Research on crawling mechanism and policy for crawling product information from mobile internet

Shu Wang; Jia Chen; Chonghuan Xu

首页> 外文期刊>International journal of computing science and mathematics >Research on crawling mechanism and policy for crawling product information from mobile internet

【24h】

Research on crawling mechanism and policy for crawling product information from mobile internet

机译：从移动互联网爬网产品信息的爬网机制和策略研究

获取原文

获取原文并翻译 | 示例

开具论文收录证明 >>

页面导航

摘要
著录项
引文网络
相似文献
相关主题

摘要

Product information on the mobile internet grows fast in volume and becomes hard in acquisition.
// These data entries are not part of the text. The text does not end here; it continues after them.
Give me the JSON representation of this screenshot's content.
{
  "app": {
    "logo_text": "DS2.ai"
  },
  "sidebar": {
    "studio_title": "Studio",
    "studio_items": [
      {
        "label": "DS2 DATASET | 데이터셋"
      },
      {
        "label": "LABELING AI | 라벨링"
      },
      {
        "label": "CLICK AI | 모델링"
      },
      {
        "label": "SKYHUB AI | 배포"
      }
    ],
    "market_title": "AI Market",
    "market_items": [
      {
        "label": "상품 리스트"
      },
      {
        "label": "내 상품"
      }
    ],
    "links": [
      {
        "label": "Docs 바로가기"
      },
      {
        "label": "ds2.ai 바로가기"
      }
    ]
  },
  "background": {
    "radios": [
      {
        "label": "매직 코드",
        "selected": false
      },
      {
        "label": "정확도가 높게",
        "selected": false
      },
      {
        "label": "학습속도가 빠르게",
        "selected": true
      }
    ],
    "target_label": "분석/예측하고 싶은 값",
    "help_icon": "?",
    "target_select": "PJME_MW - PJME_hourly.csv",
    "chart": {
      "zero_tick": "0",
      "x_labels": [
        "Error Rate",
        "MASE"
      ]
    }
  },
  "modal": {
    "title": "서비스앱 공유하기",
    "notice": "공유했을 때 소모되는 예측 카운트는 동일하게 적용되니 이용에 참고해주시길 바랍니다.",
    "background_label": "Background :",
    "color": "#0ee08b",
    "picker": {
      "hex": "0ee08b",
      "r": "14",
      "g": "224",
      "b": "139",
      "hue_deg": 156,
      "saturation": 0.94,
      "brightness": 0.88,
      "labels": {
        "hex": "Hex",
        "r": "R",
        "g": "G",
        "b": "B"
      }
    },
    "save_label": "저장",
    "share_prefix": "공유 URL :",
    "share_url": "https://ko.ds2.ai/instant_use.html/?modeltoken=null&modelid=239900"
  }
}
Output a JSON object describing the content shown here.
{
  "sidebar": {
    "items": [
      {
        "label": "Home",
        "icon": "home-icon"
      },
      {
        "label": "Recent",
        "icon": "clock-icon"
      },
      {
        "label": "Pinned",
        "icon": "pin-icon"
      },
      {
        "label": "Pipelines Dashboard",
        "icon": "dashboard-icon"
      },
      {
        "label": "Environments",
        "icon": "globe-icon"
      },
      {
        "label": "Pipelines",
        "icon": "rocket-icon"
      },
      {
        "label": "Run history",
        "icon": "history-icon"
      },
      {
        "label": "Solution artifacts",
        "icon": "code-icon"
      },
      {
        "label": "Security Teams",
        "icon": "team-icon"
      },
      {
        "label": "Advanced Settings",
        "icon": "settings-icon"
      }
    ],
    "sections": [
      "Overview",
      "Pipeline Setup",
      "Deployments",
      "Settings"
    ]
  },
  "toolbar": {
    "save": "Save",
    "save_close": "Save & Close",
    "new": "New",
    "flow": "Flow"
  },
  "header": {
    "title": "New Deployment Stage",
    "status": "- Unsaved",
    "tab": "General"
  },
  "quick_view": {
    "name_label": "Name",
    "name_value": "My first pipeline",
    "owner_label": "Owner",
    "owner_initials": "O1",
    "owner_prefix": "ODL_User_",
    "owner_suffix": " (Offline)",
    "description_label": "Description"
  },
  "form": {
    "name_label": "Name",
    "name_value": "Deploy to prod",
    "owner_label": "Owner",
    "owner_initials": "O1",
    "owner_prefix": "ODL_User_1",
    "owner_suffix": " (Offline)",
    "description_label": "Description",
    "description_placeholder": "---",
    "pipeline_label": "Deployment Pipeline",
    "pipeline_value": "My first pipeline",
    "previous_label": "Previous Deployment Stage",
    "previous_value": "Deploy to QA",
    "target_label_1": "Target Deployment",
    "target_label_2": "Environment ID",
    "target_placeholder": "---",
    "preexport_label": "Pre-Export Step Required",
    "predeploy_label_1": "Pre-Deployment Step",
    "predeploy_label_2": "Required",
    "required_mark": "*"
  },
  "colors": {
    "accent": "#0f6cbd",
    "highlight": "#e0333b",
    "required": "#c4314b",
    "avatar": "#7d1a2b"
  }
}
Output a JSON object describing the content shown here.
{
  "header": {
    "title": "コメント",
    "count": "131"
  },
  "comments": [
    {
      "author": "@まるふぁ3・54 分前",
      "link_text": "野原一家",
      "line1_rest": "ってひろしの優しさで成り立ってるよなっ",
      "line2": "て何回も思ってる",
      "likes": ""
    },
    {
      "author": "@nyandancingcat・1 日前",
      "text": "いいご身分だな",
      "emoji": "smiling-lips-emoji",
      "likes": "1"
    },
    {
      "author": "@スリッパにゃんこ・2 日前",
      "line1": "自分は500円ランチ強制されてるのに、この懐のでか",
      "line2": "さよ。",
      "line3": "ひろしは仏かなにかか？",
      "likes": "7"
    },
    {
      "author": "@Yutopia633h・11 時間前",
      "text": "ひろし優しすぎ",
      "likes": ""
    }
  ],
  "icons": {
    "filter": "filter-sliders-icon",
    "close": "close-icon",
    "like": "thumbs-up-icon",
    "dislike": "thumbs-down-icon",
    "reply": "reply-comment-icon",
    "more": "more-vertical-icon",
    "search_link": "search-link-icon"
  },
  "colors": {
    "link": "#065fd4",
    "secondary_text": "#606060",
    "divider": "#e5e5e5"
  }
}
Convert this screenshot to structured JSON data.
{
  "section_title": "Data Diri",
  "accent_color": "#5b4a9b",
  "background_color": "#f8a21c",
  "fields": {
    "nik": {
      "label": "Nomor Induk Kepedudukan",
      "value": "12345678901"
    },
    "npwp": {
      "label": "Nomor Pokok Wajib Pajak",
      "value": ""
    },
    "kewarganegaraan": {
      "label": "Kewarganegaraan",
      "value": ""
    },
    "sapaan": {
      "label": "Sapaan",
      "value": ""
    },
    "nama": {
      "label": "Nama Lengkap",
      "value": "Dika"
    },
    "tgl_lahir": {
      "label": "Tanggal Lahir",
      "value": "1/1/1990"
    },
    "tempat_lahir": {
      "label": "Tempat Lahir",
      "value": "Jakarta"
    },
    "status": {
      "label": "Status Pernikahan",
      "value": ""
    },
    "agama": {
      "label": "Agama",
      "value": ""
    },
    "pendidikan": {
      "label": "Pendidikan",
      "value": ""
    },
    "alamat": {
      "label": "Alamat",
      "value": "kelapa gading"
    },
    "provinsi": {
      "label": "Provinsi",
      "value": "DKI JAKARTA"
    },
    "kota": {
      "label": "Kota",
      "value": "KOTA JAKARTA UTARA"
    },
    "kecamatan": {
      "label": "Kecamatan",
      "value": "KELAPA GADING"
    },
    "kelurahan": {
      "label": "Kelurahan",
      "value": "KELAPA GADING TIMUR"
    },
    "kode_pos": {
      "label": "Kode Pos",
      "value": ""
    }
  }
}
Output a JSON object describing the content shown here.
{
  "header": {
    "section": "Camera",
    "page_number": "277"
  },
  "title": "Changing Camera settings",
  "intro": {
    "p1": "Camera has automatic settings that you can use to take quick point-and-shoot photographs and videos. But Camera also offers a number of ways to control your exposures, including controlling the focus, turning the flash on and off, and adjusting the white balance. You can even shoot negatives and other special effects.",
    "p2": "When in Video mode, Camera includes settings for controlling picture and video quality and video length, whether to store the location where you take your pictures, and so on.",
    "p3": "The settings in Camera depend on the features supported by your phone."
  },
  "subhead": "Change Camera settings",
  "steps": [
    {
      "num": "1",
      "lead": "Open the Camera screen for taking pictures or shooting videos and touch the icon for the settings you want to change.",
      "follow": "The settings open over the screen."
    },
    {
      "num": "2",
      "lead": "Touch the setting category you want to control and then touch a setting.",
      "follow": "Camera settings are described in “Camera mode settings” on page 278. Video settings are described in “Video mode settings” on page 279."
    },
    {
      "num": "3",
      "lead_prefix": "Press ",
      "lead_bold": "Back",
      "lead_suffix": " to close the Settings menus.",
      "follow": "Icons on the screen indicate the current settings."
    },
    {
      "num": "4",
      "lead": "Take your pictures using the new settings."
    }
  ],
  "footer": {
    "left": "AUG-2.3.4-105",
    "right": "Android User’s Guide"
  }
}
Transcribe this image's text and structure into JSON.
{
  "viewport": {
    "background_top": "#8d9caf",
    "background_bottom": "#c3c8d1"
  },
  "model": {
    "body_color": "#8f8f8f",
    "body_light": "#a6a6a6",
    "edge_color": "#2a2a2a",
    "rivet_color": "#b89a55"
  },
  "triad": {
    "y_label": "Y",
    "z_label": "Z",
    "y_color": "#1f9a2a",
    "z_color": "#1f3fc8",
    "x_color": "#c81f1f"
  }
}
Companies tend to deliver product information on their well-tuned mobile websites or websites that is responsive to various mobile devices. Thus, this kind of site is more of a web app than a traditional website, which we call a rich internet application (RIA). With RIAs, information are kept secret from search engine spiders by means of HTML5, Ajax and other scripting techniques in deep web, user interactions are needed to trigger some prescribed events in some certain order to show the whole picture of the information we need. In this paper, we identified the crux of the problem is how to provide the mechanism to parse the scripts and manipulate document object model (DOM) and the policy to trigger user events and run the scrape process. A new mechanism and policy was formulated based on web crawler techniques and studies in Ajax-specified web crawlers. By remodelling web pages redesigning the architecture of web crawler and refining scrape algorithm, we successfully scrape product data from mobile internet RIAs.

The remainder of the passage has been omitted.